If you were to think of any reason that some thing, someone, some feeling, some experience might be of some worth, importance, or significance then you have placed a value on it. Value is most commonly understood to represent the amount of money (or other “in-kind” currency) that it takes to complete an exchange to buy, to rent, to employ, and so on.
The relative amount that one must exchange is the value of the thing exchanged. The precedence usually given to quantitative valuation has led to attempts to quantify the less tangible qualitative aspects related to design.
Design credits objects with value and the success or failure of a design can be understood in large part by how much additional value design imparts to the designed artifact.

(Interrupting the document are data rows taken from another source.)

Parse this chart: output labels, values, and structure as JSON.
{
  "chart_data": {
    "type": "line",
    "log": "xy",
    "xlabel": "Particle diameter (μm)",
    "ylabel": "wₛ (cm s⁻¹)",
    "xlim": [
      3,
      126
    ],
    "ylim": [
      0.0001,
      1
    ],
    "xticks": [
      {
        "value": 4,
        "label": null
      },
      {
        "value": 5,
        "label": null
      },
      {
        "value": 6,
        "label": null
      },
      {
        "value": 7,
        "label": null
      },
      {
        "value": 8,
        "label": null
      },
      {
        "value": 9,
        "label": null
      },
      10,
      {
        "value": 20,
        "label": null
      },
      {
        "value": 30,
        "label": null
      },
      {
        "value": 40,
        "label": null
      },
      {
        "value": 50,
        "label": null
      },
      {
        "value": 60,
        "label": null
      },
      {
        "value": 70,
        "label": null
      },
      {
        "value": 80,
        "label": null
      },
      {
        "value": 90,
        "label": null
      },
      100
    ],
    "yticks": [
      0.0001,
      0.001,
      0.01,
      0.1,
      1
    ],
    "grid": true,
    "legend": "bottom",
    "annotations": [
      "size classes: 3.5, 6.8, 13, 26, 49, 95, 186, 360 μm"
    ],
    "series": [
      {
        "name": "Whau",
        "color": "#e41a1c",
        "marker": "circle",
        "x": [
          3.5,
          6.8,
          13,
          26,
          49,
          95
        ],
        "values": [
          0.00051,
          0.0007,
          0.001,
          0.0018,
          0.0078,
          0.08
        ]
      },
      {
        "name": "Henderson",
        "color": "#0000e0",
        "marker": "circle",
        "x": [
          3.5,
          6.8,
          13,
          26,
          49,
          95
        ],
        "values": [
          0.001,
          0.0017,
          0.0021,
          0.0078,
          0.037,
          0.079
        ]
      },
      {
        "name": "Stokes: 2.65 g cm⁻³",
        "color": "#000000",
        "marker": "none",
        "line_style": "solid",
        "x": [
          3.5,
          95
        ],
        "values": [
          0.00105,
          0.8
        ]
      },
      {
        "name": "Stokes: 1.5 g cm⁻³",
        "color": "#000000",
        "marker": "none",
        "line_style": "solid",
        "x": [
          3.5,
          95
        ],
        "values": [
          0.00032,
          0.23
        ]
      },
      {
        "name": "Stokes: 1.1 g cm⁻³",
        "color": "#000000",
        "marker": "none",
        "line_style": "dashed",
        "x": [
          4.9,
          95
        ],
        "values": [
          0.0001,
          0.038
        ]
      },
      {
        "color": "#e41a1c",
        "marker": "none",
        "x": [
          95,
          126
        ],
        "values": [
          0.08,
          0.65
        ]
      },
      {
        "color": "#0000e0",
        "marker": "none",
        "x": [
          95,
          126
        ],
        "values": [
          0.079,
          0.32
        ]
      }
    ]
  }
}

Predictably, the process for determining the success or failure of a design in terms of adding value to the “base” is through evaluation. (The difference between evaluation and testing is the key to understanding the idea of value in relation to design.)
The relative value of the things in our life is derived from a combination of how they make us feel (non-substantive assessments) and how well the artifact works in relation to the design criteria (substantive assessments). There is a greater demand on designers to be able to articulate the substantive value of design to clients and, at the same time, a growing appreciation in business circles that innovation will rarely result from strictly quantitative and efficiency-based processes.
Consequently there is a growing awareness of other value systems for all those involved in the commissioning, manufacture, and distribution of designed objects and systems. The combination of a heavy reliance on metrics-based accounting and the increased appreciation of the importance of qualitative values for business has resulted in what is known as “triple-bottom line accounting.”
This is an attempt to quantify on the balance sheet the social and environmental impact of a business operation and this in turn influences design decisions (see entry on Sustainability for a critique of this approach). Qualitative values are critical to design: a newly designed object that reduces waste will encourage a buyer who is concerned about the environment to assign civic value to it; if it embodies a technical innovation, the financial backer gains status value; and, if it is bought as a gift implicit with emotional understanding and intimacy, then the recipient attributes an emotional value to it.
The designer or design team make choices at every point in the design process and most of these are value laden. Every decision at each “choice point” will give priority to certain values over others.